(1) Field of the Invention
The present invention relates to a substrate storage container for use in storage, transportation, preservation, processing, etc., of substrates such as, for example silicon wafers, glass, glass masks, etc.
(2) Description of the Prior Art
Recently, in order to further enhance the productivity in the semiconductor industry, large-diametric substrates such as silicon wafers, glass wafers having a diameter of 300 mm have started to be used. Because any of such substrates is liable to sag due to gravity even if it is supported either lengthwise or crosswise, it is strongly demanded that (1) they should be handled securely by being stored in a predetermined substrate storage container so as not to be broken and (2) they should be isolated from particles and organic substances or prevented from being contaminated by metal ions etc., during transportation or during preservation.

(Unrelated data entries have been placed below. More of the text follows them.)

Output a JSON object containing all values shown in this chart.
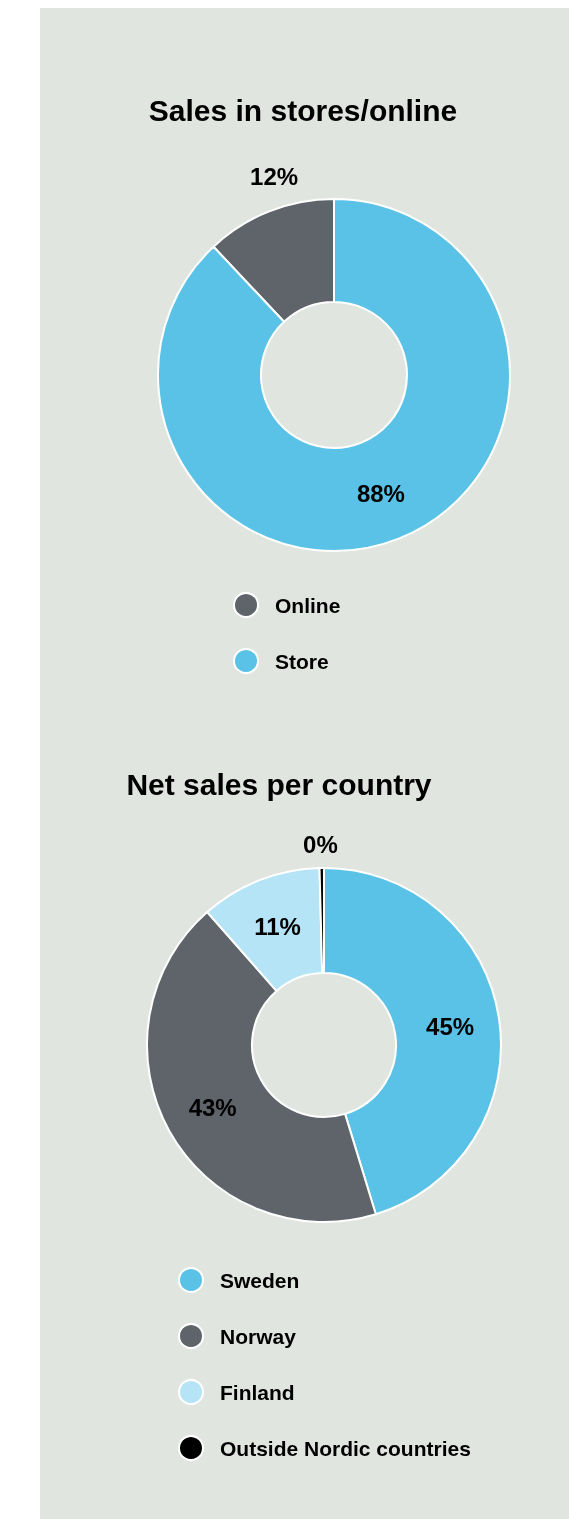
{
  "chart_data": [
    {
      "type": "donut",
      "title": "Sales in stores/online",
      "categories": [
        "Online",
        "Store"
      ],
      "values": [
        12,
        88
      ],
      "colors": [
        "#5f636a",
        "#5bc2e7"
      ],
      "value_labels": [
        "12%",
        "88%"
      ],
      "legend": "bottom"
    },
    {
      "type": "donut",
      "title": "Net sales per country",
      "categories": [
        "Sweden",
        "Norway",
        "Finland",
        "Outside Nordic countries"
      ],
      "values": [
        45,
        43,
        11,
        0.4
      ],
      "colors": [
        "#5bc2e7",
        "#5f636a",
        "#b4e4f6",
        "#000000"
      ],
      "value_labels": [
        "45%",
        "43%",
        "11%",
        "0%"
      ],
      "legend": "bottom"
    }
  ]
}
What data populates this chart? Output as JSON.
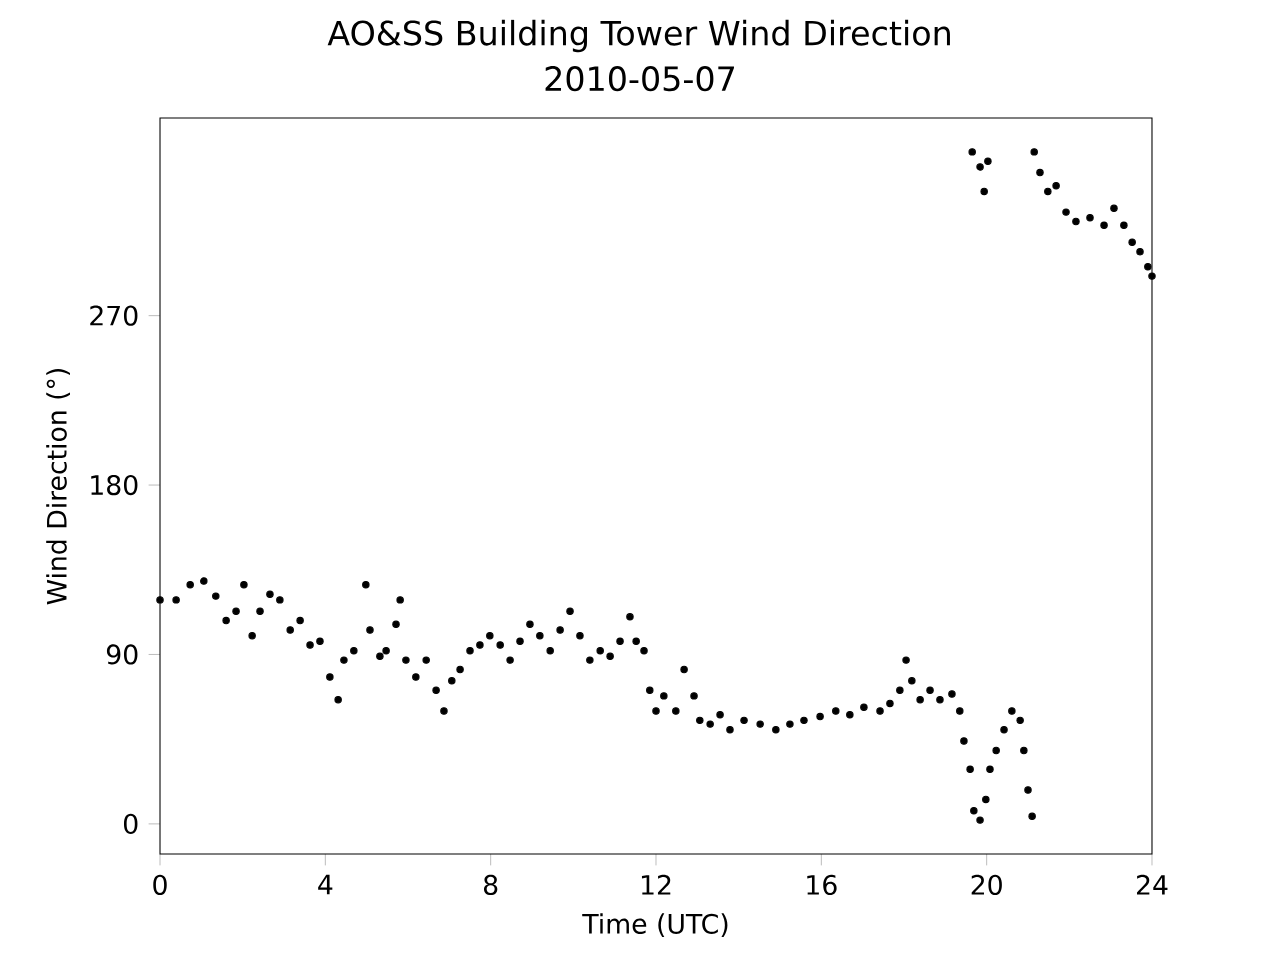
{
  "chart_data": {
    "type": "scatter",
    "title": "AO&SS Building Tower Wind Direction",
    "subtitle": "2010-05-07",
    "xlabel": "Time (UTC)",
    "ylabel": "Wind Direction (°)",
    "xlim": [
      0,
      24
    ],
    "ylim": [
      -16,
      375
    ],
    "xticks": [
      0,
      4,
      8,
      12,
      16,
      20,
      24
    ],
    "yticks": [
      0,
      90,
      180,
      270
    ],
    "grid": false,
    "series": [
      {
        "color": "#000000",
        "x": [
          0,
          0.39,
          0.73,
          1.06,
          1.35,
          1.6,
          1.84,
          2.03,
          2.23,
          2.42,
          2.66,
          2.9,
          3.15,
          3.39,
          3.63,
          3.87,
          4.11,
          4.31,
          4.45,
          4.69,
          4.98,
          5.08,
          5.32,
          5.47,
          5.71,
          5.81,
          5.95,
          6.19,
          6.44,
          6.68,
          6.87,
          7.06,
          7.26,
          7.5,
          7.74,
          7.98,
          8.23,
          8.47,
          8.71,
          8.95,
          9.19,
          9.44,
          9.68,
          9.92,
          10.16,
          10.4,
          10.65,
          10.89,
          11.13,
          11.37,
          11.52,
          11.71,
          11.85,
          12,
          12.19,
          12.48,
          12.68,
          12.92,
          13.06,
          13.31,
          13.55,
          13.79,
          14.13,
          14.52,
          14.9,
          15.24,
          15.58,
          15.97,
          16.35,
          16.69,
          17.03,
          17.42,
          17.66,
          17.9,
          18.05,
          18.19,
          18.39,
          18.63,
          18.87,
          19.16,
          19.35,
          19.45,
          19.6,
          19.69,
          19.84,
          19.98,
          20.08,
          20.23,
          20.42,
          20.61,
          20.81,
          20.9,
          21,
          21.1,
          19.65,
          19.84,
          19.94,
          20.03,
          21.15,
          21.29,
          21.48,
          21.68,
          21.92,
          22.16,
          22.5,
          22.84,
          23.08,
          23.32,
          23.52,
          23.71,
          23.9,
          24
        ],
        "values": [
          119,
          119,
          127,
          129,
          121,
          108,
          113,
          127,
          100,
          113,
          122,
          119,
          103,
          108,
          95,
          97,
          78,
          66,
          87,
          92,
          127,
          103,
          89,
          92,
          106,
          119,
          87,
          78,
          87,
          71,
          60,
          76,
          82,
          92,
          95,
          100,
          95,
          87,
          97,
          106,
          100,
          92,
          103,
          113,
          100,
          87,
          92,
          89,
          97,
          110,
          97,
          92,
          71,
          60,
          68,
          60,
          82,
          68,
          55,
          53,
          58,
          50,
          55,
          53,
          50,
          53,
          55,
          57,
          60,
          58,
          62,
          60,
          64,
          71,
          87,
          76,
          66,
          71,
          66,
          69,
          60,
          44,
          29,
          7,
          2,
          13,
          29,
          39,
          50,
          60,
          55,
          39,
          18,
          4,
          357,
          349,
          336,
          352,
          357,
          346,
          336,
          339,
          325,
          320,
          322,
          318,
          327,
          318,
          309,
          304,
          296,
          291
        ]
      }
    ]
  }
}
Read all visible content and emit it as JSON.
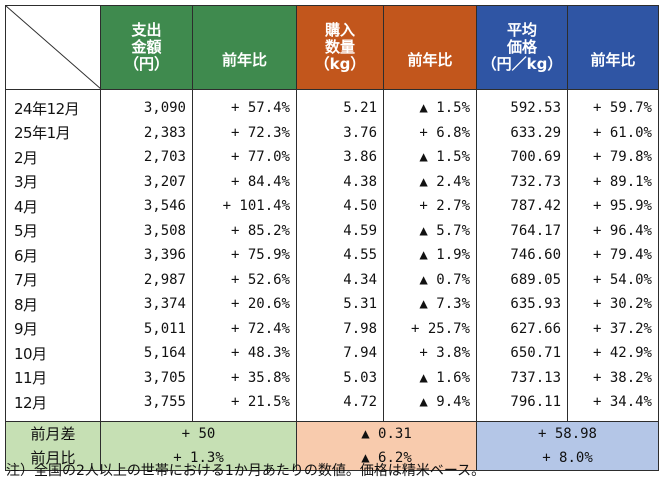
{
  "header": {
    "spend": "支出\n金額\n（円）",
    "spend_yoy": "前年比",
    "qty": "購入\n数量\n（kg）",
    "qty_yoy": "前年比",
    "price": "平均\n価格\n（円／kg）",
    "price_yoy": "前年比"
  },
  "rows": [
    {
      "month": "24年12月",
      "spend": "3,090",
      "spend_yoy": "+ 57.4%",
      "qty": "5.21",
      "qty_yoy": "▲ 1.5%",
      "price": "592.53",
      "price_yoy": "+ 59.7%"
    },
    {
      "month": "25年1月",
      "spend": "2,383",
      "spend_yoy": "+ 72.3%",
      "qty": "3.76",
      "qty_yoy": "+ 6.8%",
      "price": "633.29",
      "price_yoy": "+ 61.0%"
    },
    {
      "month": "2月",
      "spend": "2,703",
      "spend_yoy": "+ 77.0%",
      "qty": "3.86",
      "qty_yoy": "▲ 1.5%",
      "price": "700.69",
      "price_yoy": "+ 79.8%"
    },
    {
      "month": "3月",
      "spend": "3,207",
      "spend_yoy": "+ 84.4%",
      "qty": "4.38",
      "qty_yoy": "▲ 2.4%",
      "price": "732.73",
      "price_yoy": "+ 89.1%"
    },
    {
      "month": "4月",
      "spend": "3,546",
      "spend_yoy": "+ 101.4%",
      "qty": "4.50",
      "qty_yoy": "+ 2.7%",
      "price": "787.42",
      "price_yoy": "+ 95.9%"
    },
    {
      "month": "5月",
      "spend": "3,508",
      "spend_yoy": "+ 85.2%",
      "qty": "4.59",
      "qty_yoy": "▲ 5.7%",
      "price": "764.17",
      "price_yoy": "+ 96.4%"
    },
    {
      "month": "6月",
      "spend": "3,396",
      "spend_yoy": "+ 75.9%",
      "qty": "4.55",
      "qty_yoy": "▲ 1.9%",
      "price": "746.60",
      "price_yoy": "+ 79.4%"
    },
    {
      "month": "7月",
      "spend": "2,987",
      "spend_yoy": "+ 52.6%",
      "qty": "4.34",
      "qty_yoy": "▲ 0.7%",
      "price": "689.05",
      "price_yoy": "+ 54.0%"
    },
    {
      "month": "8月",
      "spend": "3,374",
      "spend_yoy": "+ 20.6%",
      "qty": "5.31",
      "qty_yoy": "▲ 7.3%",
      "price": "635.93",
      "price_yoy": "+ 30.2%"
    },
    {
      "month": "9月",
      "spend": "5,011",
      "spend_yoy": "+ 72.4%",
      "qty": "7.98",
      "qty_yoy": "+ 25.7%",
      "price": "627.66",
      "price_yoy": "+ 37.2%"
    },
    {
      "month": "10月",
      "spend": "5,164",
      "spend_yoy": "+ 48.3%",
      "qty": "7.94",
      "qty_yoy": "+ 3.8%",
      "price": "650.71",
      "price_yoy": "+ 42.9%"
    },
    {
      "month": "11月",
      "spend": "3,705",
      "spend_yoy": "+ 35.8%",
      "qty": "5.03",
      "qty_yoy": "▲ 1.6%",
      "price": "737.13",
      "price_yoy": "+ 38.2%"
    },
    {
      "month": "12月",
      "spend": "3,755",
      "spend_yoy": "+ 21.5%",
      "qty": "4.72",
      "qty_yoy": "▲ 9.4%",
      "price": "796.11",
      "price_yoy": "+ 34.4%"
    }
  ],
  "footer": {
    "diff_label": "前月差",
    "diff_spend": "+ 50",
    "diff_qty": "▲ 0.31",
    "diff_price": "+ 58.98",
    "ratio_label": "前月比",
    "ratio_spend": "+ 1.3%",
    "ratio_qty": "▲ 6.2%",
    "ratio_price": "+ 8.0%"
  },
  "note": "注）全国の2人以上の世帯における1か月あたりの数値。価格は精米ベース。",
  "colors": {
    "green": "#3f8a4e",
    "orange": "#c2561c",
    "blue": "#2f55a4",
    "green_light": "#c6e0b4",
    "orange_light": "#f8cbad",
    "blue_light": "#b4c6e7"
  }
}
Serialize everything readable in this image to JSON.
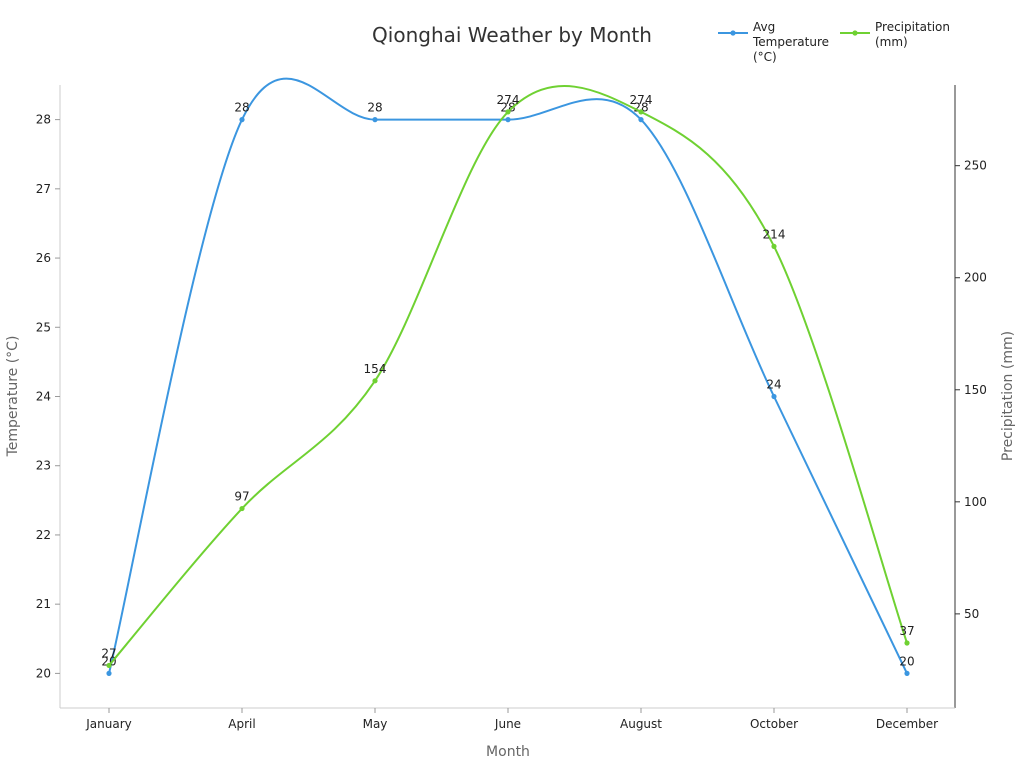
{
  "chart_data": {
    "type": "line",
    "title": "Qionghai Weather by Month",
    "xlabel": "Month",
    "ylabel_left": "Temperature (°C)",
    "ylabel_right": "Precipitation (mm)",
    "categories": [
      "January",
      "April",
      "May",
      "June",
      "August",
      "October",
      "December"
    ],
    "y_left": {
      "ylim": [
        19.5,
        28.5
      ],
      "ticks": [
        "20",
        "21",
        "22",
        "23",
        "24",
        "25",
        "26",
        "27",
        "28"
      ]
    },
    "y_right": {
      "ylim": [
        8,
        286
      ],
      "ticks": [
        "50",
        "100",
        "150",
        "200",
        "250"
      ]
    },
    "series": [
      {
        "name_lines": [
          "Avg",
          "Temperature",
          "(°C)"
        ],
        "axis": "left",
        "color": "#3b96e0",
        "values": [
          20,
          28,
          28,
          28,
          28,
          24,
          20
        ],
        "labels": [
          "20",
          "28",
          "28",
          "28",
          "28",
          "24",
          "20"
        ]
      },
      {
        "name_lines": [
          "Precipitation",
          "(mm)"
        ],
        "axis": "right",
        "color": "#6fd132",
        "values": [
          27,
          97,
          154,
          274,
          274,
          214,
          37
        ],
        "labels": [
          "27",
          "97",
          "154",
          "274",
          "274",
          "214",
          "37"
        ]
      }
    ],
    "legend_position": "top-right",
    "grid": false
  }
}
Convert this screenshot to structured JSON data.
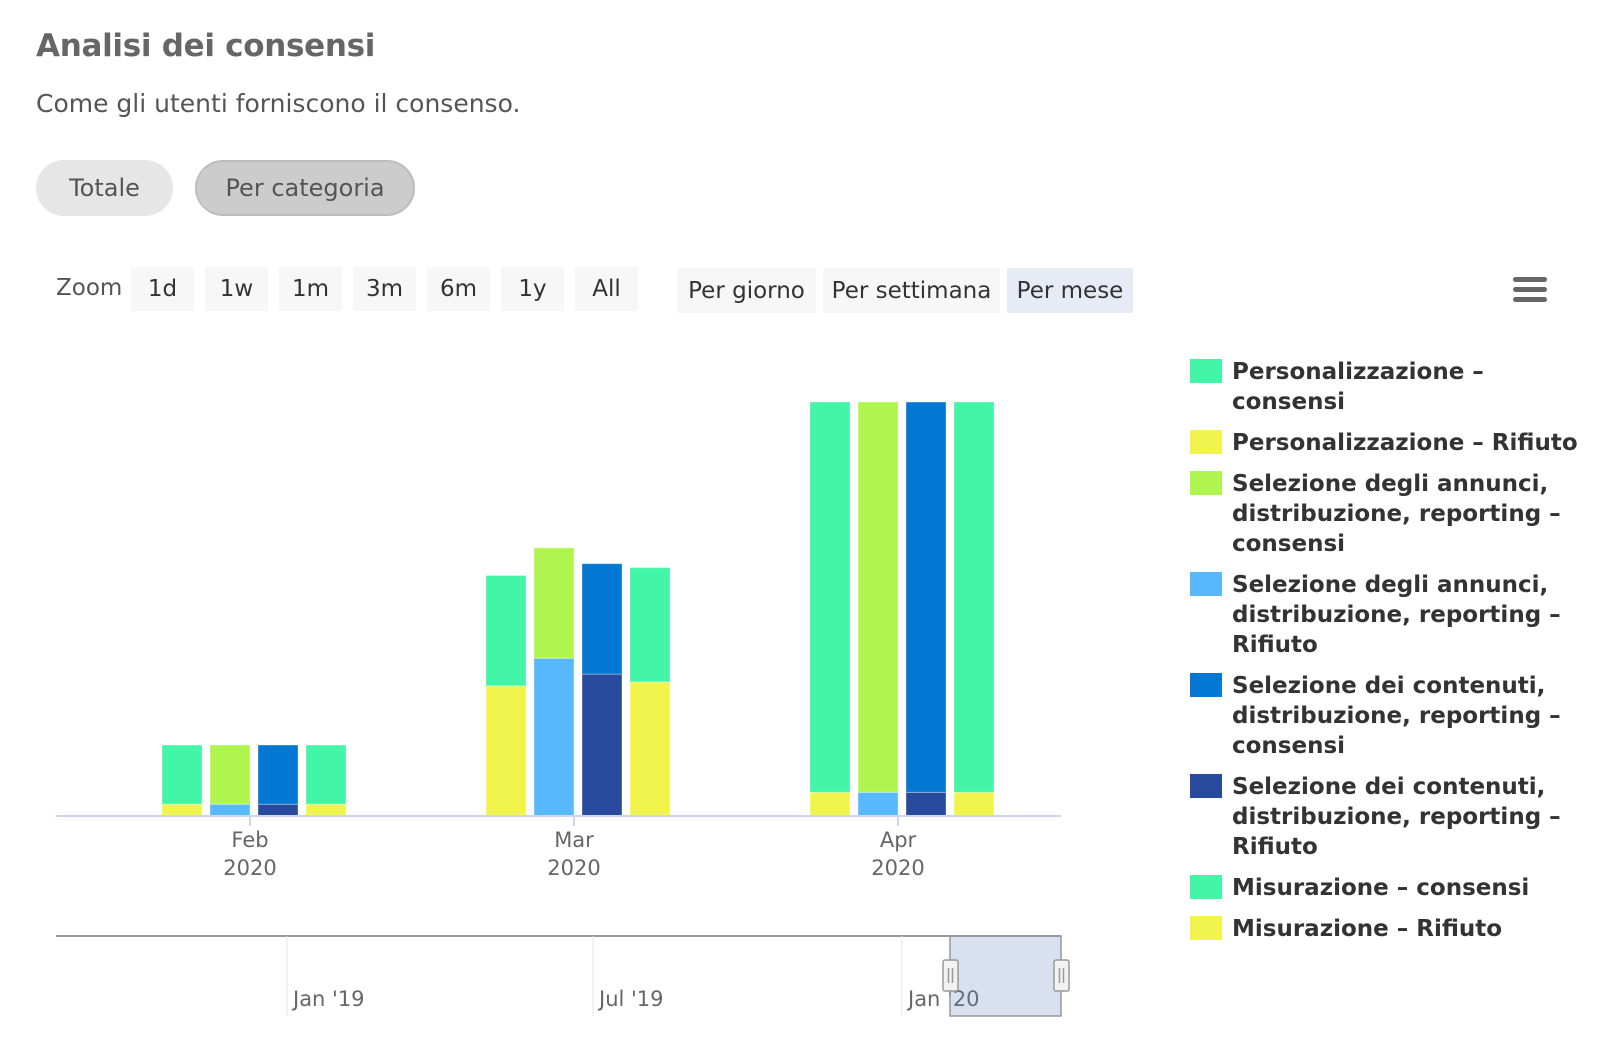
{
  "header": {
    "title": "Analisi dei consensi",
    "subtitle": "Come gli utenti forniscono il consenso."
  },
  "mode_buttons": [
    {
      "label": "Totale",
      "active": false
    },
    {
      "label": "Per categoria",
      "active": true
    }
  ],
  "toolbar": {
    "zoom_label": "Zoom",
    "zoom_buttons": [
      "1d",
      "1w",
      "1m",
      "3m",
      "6m",
      "1y",
      "All"
    ],
    "period_buttons": [
      "Per giorno",
      "Per settimana",
      "Per mese"
    ],
    "active_period": "Per mese",
    "menu_icon": "hamburger-menu-icon"
  },
  "chart_data": {
    "type": "bar",
    "stacked": "by group",
    "categories": [
      "Feb 2020",
      "Mar 2020",
      "Apr 2020"
    ],
    "x_tick_labels": [
      {
        "month": "Feb",
        "year": "2020"
      },
      {
        "month": "Mar",
        "year": "2020"
      },
      {
        "month": "Apr",
        "year": "2020"
      }
    ],
    "ylim": [
      0,
      105
    ],
    "y_axis_visible": false,
    "grid": false,
    "legend_position": "right",
    "series": [
      {
        "name": "Personalizzazione – consensi",
        "stack": "Personalizzazione",
        "color": "#42f5a7",
        "values": [
          15,
          28,
          99
        ]
      },
      {
        "name": "Personalizzazione – Rifiuto",
        "stack": "Personalizzazione",
        "color": "#f1f44d",
        "values": [
          3,
          33,
          6
        ]
      },
      {
        "name": "Selezione degli annunci, distribuzione, reporting – consensi",
        "stack": "Selezione degli annunci",
        "color": "#b0f54d",
        "values": [
          15,
          28,
          99
        ]
      },
      {
        "name": "Selezione degli annunci, distribuzione, reporting – Rifiuto",
        "stack": "Selezione degli annunci",
        "color": "#57b8fc",
        "values": [
          3,
          40,
          6
        ]
      },
      {
        "name": "Selezione dei contenuti, distribuzione, reporting – consensi",
        "stack": "Selezione dei contenuti",
        "color": "#0377d1",
        "values": [
          15,
          28,
          99
        ]
      },
      {
        "name": "Selezione dei contenuti, distribuzione, reporting – Rifiuto",
        "stack": "Selezione dei contenuti",
        "color": "#274a9c",
        "values": [
          3,
          36,
          6
        ]
      },
      {
        "name": "Misurazione – consensi",
        "stack": "Misurazione",
        "color": "#42f5a7",
        "values": [
          15,
          29,
          99
        ]
      },
      {
        "name": "Misurazione – Rifiuto",
        "stack": "Misurazione",
        "color": "#f1f44d",
        "values": [
          3,
          34,
          6
        ]
      }
    ],
    "navigator": {
      "tick_labels": [
        "Jan '19",
        "Jul '19",
        "Jan '20"
      ],
      "selected_range": "Feb 2020 – Apr 2020"
    }
  }
}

A substrate storage container of this type is composed of, though not illustrated, a container body for holding a plurality of substrates in alignment, a door element for opening and closing the front opening of the container body and a sealing gasket interposed between the container body and the door element for creating a seal (see Patent literature 1: Japanese Patent Application Laid-open 2000-306988 (see FIGS. 1 to 10)).
The container body is a molding of a front open box type, formed of a transparent resin or the like, and is used for in-line transportation and preservation. Flanges for transportation are provided as appropriate on the top, bottom and/or side walls of this container body, so that the substrate storage container can be lifted up or transported along the processing line at high speeds overhead with these flanges engaged by robots and transporters. A window for monitoring substrates is partly formed on the rear side etc., of the container body while a plurality of supporting ribs for supporting substrates at their peripheral edge are arrayed vertically (see Patent literature 2: Japanese Patent Application Laid-open Hei 10-70185 (see FIGS. 12, 14 and 17)).
The door element is formed in correspondence with the front of the container body, has a front retainer attached to the inner surface (rear side) facing the container body for holding individual substrates at their front periphery, and is fitted to, and removed from, the container body by a robot. The front retainer is formed of a material being more flexible than that of the supporting ribs, and the contact part with substrates is formed with a multiple number of holding grooves arrayed vertically at regular intervals.
Each holding groove has an approximately U-shaped or approximately V-shaped section, and is formed so that the mid height of the groove is set at a position higher than the position at which the supporting ribs holds the substrate. That is, this configuration provides the function of marginally raising the substrates from the supporting ribs when the door element is closed, whereby contact friction between the substrates and supporting ribs can be reduced and the substrates can be prevented from being contaminated with abraded particles.
In the substrate storage container of this configuration, when the door element is removed from the container body, substrates are inserted along the supporting ribs into the container body or conversely substrates are taken out from the supporting ribs of the container body.
The conventional substrate storage container is configured as described heretofore, and they are transported at high speeds overhead by robot. However, the overhead transport system is difficult to control and high in cost and has a shortcoming that only a small amount of load can be transported at a time. Further, since the installation of overhead transport needs extra space in the height dimension, it is difficult to install it in a factory with a low ceiling.
In view of these circumstances, in recent years, techniques for transporting the substrate storage containers using inexpensive conveyors have been proposed and have started to be put into practical use. The conveyor transport, however, entails a drawback that the substrates and the supporting ribs are rubbed against each other due to vibrations during conveyance, causing substrate contamination, which is a new, considerable problem. Particularly, in conveyor transport, there is more than a small possibility that at the joint between one conveyor and another, the bottom of the substrate storage container might collide with the rail portion of the conveyors and run on the track, whereby the substrates and the supporting ribs are rubbed against each other due to vibrations, contaminating the substrates. Further, if a strong impact acts on the storage container during transport, the substrates will be brought into rigorous contact with the interior, backside of the container body, resulting in damage or breakage.
To solve the above problems, a method has been proposed, in which small projections that come into point or line contact with the undersurface of the substrate are formed on the top surface of the supporting ribs so as to reduce the contact area. However, when the projection comes into point contact with the substrate, the load of the substrate concentrates on the single point, so that there is a fear of the substrate being easily damaged. Further, since these projections are minute in size, there is the problem that imperfect filling and hence shrink marks and deformation are apt to occur during molding, producing variation in the height at which the substrates are supported. Moreover, since it is difficult to finely adjust the height of the projections, there are problems that the substrates cannot be supported horizontally and that failures to unload the substrate are liable to occur due to variation in the pitch distance.
The present invention has been devised in view of the above, it is therefore an object of the present invention to provide a substrate storage container wherein it is possible to prevent the substrates from being contaminated as a result of abrasion between substrates and supporting ribs due to vibrations etc., occurring during conveyor transport and it is possible to prevent the substrates from being damaged or broken by strong contact of the substrates against the container body even when a large impact is applied during conveyor transport, for example.